La priorité donnée aux forces nucléaires, clé de voûte de notre défense est importante. Toutefois, les moyens et la capacité de réflexion que nous y investissons et les exercices que nous conduisons tirent l'ensemble des forces françaises vers le haut – voyez ce qu'il en a été du raid Hamilton engagé par la France en Syrie avec les Américains et les Britanniques : toutes sortes de savoir-faire sont communs entre les forces nucléaires et forces conventionnelles. C'est aussi ce qui caractérise la superposition des contrats opérationnels.
La FANU n'est pas une force permanente : elle repose sur le porte-avions, Pour la composante océanique, la modernisation se traduit par le lancement en 2021 de la phase de réalisation des SNLE 3G, pour admission en service actif d'un premier engin à l'horizon 2036, puis de trois autres pour remplacer nos quatre SNLE actuels. Les missiles M51.3 seront mis en service en 2025. L'adaptation des infrastructures de l'Île-Longue est permanente.

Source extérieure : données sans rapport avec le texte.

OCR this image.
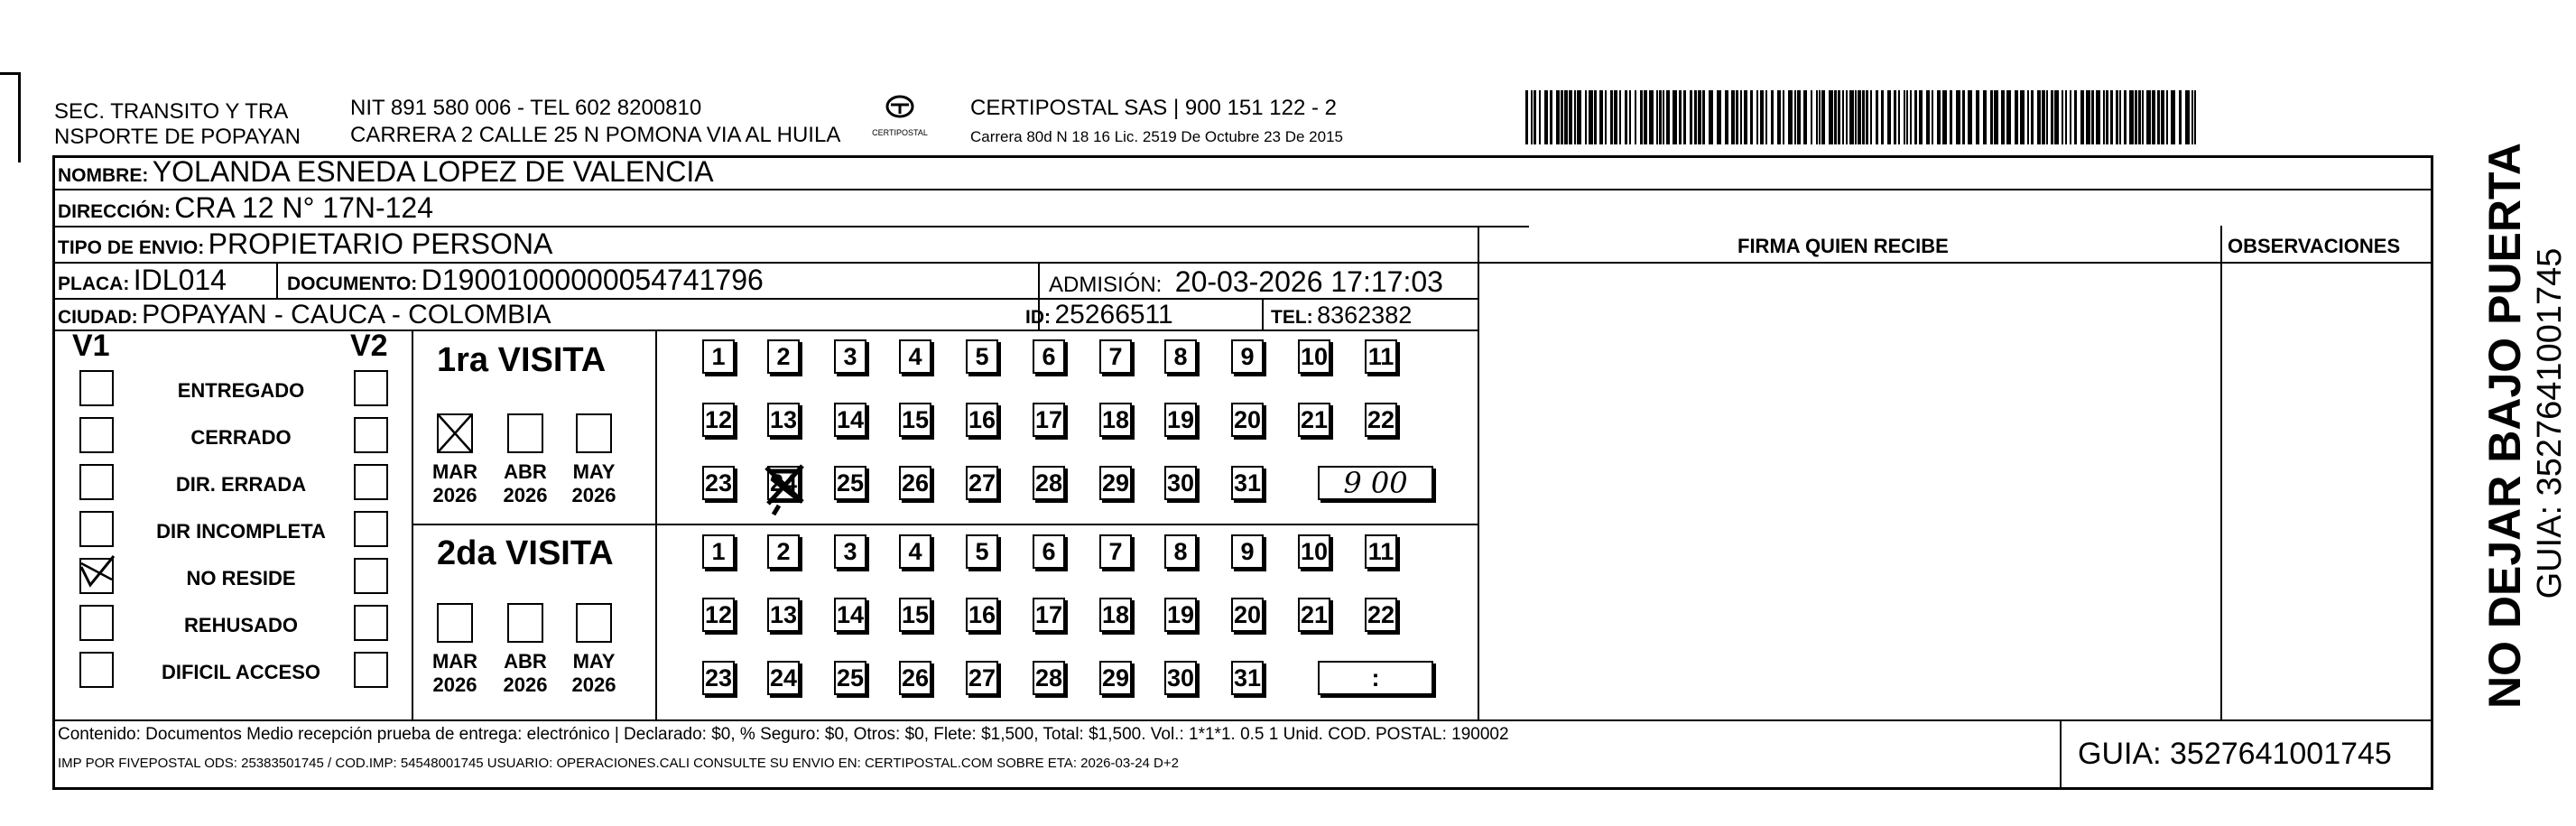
SEC. TRANSITO Y TRA
NSPORTE DE POPAYAN
NIT 891 580 006 - TEL 602 8200810
CARRERA 2 CALLE 25 N POMONA VIA AL HUILA	CERTIPOSTAL
CERTIPOSTAL SAS | 900 151 122 - 2
Carrera 80d N 18 16 Lic. 2519 De Octubre 23 De 2015
NOMBRE: YOLANDA ESNEDA LOPEZ DE VALENCIA
DIRECCIÓN: CRA 12 N° 17N-124
TIPO DE ENVIO: PROPIETARIO PERSONA
PLACA: IDL014	DOCUMENTO: D19001000000054741796	ADMISIÓN: 20-03-2026 17:17:03
CIUDAD: POPAYAN - CAUCA - COLOMBIA	ID: 25266511	TEL: 8362382
FIRMA QUIEN RECIBE	OBSERVACIONES
V1	V2 1ra VISITA
2da VISITA
Contenido: Documentos Medio recepción prueba de entrega: electrónico | Declarado: $0, % Seguro: $0, Otros: $0, Flete: $1,500, Total: $1,500. Vol.: 1*1*1. 0.5 1 Unid. COD. POSTAL: 190002
IMP POR FIVEPOSTAL ODS: 25383501745 / COD.IMP: 54548001745 USUARIO: OPERACIONES.CALI CONSULTE SU ENVIO EN: CERTIPOSTAL.COM SOBRE ETA: 2026-03-24 D+2	GUIA: 3527641001745
NO DEJAR BAJO PUERTA GUIA: 3527641001745
ENTREGADO
CERRADO
DIR. ERRADA
DIR INCOMPLETA
NO RESIDE
REHUSADO
DIFICIL ACCESO
MAR
2026
ABR
2026
MAY
2026
MAR
2026
ABR
2026
MAY
2026
1	2	3	4	5	6	7	8	9	10 11
12 13 14 15 16 17 18 19 20 21 22
23 24 25 26 27 28 29 30 31	9 00
1	2	3	4	5	6	7	8	9	10 11
12 13 14 15 16 17 18 19 20 21 22
23 24 25 26 27 28 29 30 31	:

Pour la composante nucléaire aéroportée, nous disposerons des missiles ASMPA rénovés en 2023. Les études relatives au missile hypervéloce, dont la capacité à pénétrer les dispositifs de défense adverses a bien été prise en compte, ont déjà commencé, pour être en mesure d'aboutir à une mise en service à l'horizon 2035 ; cela sera lié au Rafale standard F5. À cette date, les adaptations des infrastructures et des bases aériennes à vocation nucléaire pour le nouveau couple ASN4G-Rafale auront largement débuté, en anticipant la transition vers l'arrivée du Système de combat aérien du futur. Une transition FANU pour l'ASMPA rénové est prévue sur le Charles de Gaulle.
Enfin, sujet très important, les systèmes de transmission seront consolidés et durcis, ce qui implique de dimensionner comme il convient la capacité cybernétique pour éviter les intrusions et d'anticiper l'arrivée de la cryptographie quantique et de ses possibilités de chiffrement et de déchiffrement. Tels sont les axes sur lesquels nous travaillons actuellement.
J'ai évoqué notre capacité autonome d'appréciation de situation et de renseignement pour évaluer les systèmes de défense antimissile et anti-aérienne, présents et à venir, détenus par nos adversaires pour protéger leur territoire. Nous suivons cela pour l'ensemble des adversaires, pour vérifier en permanence, en fonction des renseignements que nous recueillons, que nous sommes toujours à niveau et que notre planification me permet de garantir au Président de la République la capacité de pénétration de nos armes stratégiques.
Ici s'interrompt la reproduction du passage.